I see it happen every day in the commercial offset shops I’ve worked in over the years.

Customer’s only know one thing, I want my job NOW, and I want it cheap!

While closing down my letterpress shop and replacing my equipment with Offset equipment, two seller on ebay took my money and ran.

So, it put me about month behind. I would tell people about the reason I was behind on their jobs, but their didn’t hear one word I said.

One customer pushed me to point I took the job to another printer and paid his retail price. Only to hear from the customer that was on my back, I am going out of town be back in a week or so.

Printing is the only industry that the customer wanted the day before they gave you the work, and they want it cheap.

I tell all of my customers a minimum time frame for all jobs. If they need it faster, they pay for it. If they can’t work within that timeframe, they can go elsewhere. I gather you’re moving away from letterpress, but jobs still take time, and you have to be in charge, not the customers.

And definitely do not text with customers. I tell all my clients (on the design side of my business and printing side) that I do not text unless there’s some absolute necessity. Email or phone calls. If you act professional, they will treat you similarly. Again, if they don’t, move on. Life’s too short for lousy customers.

Lastly, it should go without saying, but don’t take a job if you can’t make a profit. Period.

Printing Trade Customs still exist, if one bothers to learn them and express them to clients, and can be found online easily. There are some variations but three sections are to the point here, from the PIA version:

1. QUOTATION
A quotation not accepted within 30 days may be changed.

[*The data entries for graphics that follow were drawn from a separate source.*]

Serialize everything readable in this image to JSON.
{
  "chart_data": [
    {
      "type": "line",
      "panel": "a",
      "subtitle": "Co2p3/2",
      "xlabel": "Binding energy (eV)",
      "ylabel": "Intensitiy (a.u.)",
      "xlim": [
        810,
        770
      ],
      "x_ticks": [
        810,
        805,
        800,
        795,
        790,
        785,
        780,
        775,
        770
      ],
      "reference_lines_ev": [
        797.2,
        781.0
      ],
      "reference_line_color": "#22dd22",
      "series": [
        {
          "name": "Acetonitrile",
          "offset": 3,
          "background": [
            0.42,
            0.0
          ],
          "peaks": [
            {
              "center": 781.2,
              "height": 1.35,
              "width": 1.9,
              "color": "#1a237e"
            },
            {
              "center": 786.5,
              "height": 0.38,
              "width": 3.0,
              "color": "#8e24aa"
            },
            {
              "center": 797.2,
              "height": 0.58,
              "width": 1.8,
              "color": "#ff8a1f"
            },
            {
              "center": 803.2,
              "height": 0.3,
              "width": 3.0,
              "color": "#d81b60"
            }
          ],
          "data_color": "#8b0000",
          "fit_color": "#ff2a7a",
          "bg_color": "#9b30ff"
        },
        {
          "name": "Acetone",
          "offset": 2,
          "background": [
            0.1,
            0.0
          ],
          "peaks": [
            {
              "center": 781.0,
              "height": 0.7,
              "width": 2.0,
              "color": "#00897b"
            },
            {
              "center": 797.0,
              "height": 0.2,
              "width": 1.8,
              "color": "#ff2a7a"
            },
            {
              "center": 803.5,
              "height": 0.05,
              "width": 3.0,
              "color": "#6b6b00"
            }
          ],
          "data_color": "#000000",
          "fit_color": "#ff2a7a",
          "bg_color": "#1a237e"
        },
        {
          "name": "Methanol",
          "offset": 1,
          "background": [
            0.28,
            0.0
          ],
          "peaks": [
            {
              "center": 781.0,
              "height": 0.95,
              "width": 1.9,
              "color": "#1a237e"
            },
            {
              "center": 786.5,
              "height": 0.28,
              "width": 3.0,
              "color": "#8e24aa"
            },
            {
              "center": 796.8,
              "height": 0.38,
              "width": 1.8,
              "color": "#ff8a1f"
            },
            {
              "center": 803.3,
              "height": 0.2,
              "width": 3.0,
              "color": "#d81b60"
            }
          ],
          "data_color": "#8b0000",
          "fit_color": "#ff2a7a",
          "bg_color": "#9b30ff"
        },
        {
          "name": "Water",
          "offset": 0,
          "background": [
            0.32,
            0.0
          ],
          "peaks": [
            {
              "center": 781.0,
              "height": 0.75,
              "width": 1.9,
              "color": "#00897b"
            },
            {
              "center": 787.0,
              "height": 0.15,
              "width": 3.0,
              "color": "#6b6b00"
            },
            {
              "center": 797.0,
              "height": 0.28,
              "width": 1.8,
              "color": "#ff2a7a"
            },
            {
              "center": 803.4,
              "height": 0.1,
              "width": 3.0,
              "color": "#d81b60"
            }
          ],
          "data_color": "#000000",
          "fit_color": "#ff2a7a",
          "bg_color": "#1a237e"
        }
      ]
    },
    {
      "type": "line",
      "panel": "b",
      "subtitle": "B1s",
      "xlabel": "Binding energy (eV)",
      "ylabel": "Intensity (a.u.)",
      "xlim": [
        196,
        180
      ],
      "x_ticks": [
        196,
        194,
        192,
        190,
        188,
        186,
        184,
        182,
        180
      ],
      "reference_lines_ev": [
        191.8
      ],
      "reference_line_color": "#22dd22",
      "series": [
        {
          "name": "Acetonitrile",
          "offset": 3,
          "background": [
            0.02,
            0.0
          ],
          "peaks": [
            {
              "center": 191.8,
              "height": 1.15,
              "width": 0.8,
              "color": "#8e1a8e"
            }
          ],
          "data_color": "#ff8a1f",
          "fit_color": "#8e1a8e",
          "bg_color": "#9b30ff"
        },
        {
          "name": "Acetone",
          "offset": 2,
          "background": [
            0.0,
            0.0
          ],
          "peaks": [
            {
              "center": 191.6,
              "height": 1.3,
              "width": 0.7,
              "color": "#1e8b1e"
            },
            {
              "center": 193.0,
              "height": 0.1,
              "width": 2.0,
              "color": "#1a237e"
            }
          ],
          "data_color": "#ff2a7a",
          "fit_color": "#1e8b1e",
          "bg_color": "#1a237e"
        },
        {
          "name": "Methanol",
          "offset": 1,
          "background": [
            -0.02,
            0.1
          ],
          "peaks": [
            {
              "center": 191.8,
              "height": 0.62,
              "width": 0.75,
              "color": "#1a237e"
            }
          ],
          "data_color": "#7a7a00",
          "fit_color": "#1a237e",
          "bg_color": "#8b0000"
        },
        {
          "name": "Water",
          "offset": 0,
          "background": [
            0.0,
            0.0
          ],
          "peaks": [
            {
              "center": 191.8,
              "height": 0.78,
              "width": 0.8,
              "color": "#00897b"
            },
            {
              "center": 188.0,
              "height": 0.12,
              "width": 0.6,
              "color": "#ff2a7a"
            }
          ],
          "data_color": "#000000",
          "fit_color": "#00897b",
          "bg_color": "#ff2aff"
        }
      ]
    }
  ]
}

5. ACCURACY OF SPECIFICATIONS
Quotations are based on the accuracy of the specifications provided. The provider can re-quote a job at time of submission if copy, film, disks, or other input materials don’t conform to the information on which the original quotation was based.

8.ALTERATIONS/CORRECTIONS:
Customer alterations include all work performed in addition to the original specifications. All such work will be charged at the provider’s current rate.

These are completely reasonable conditions.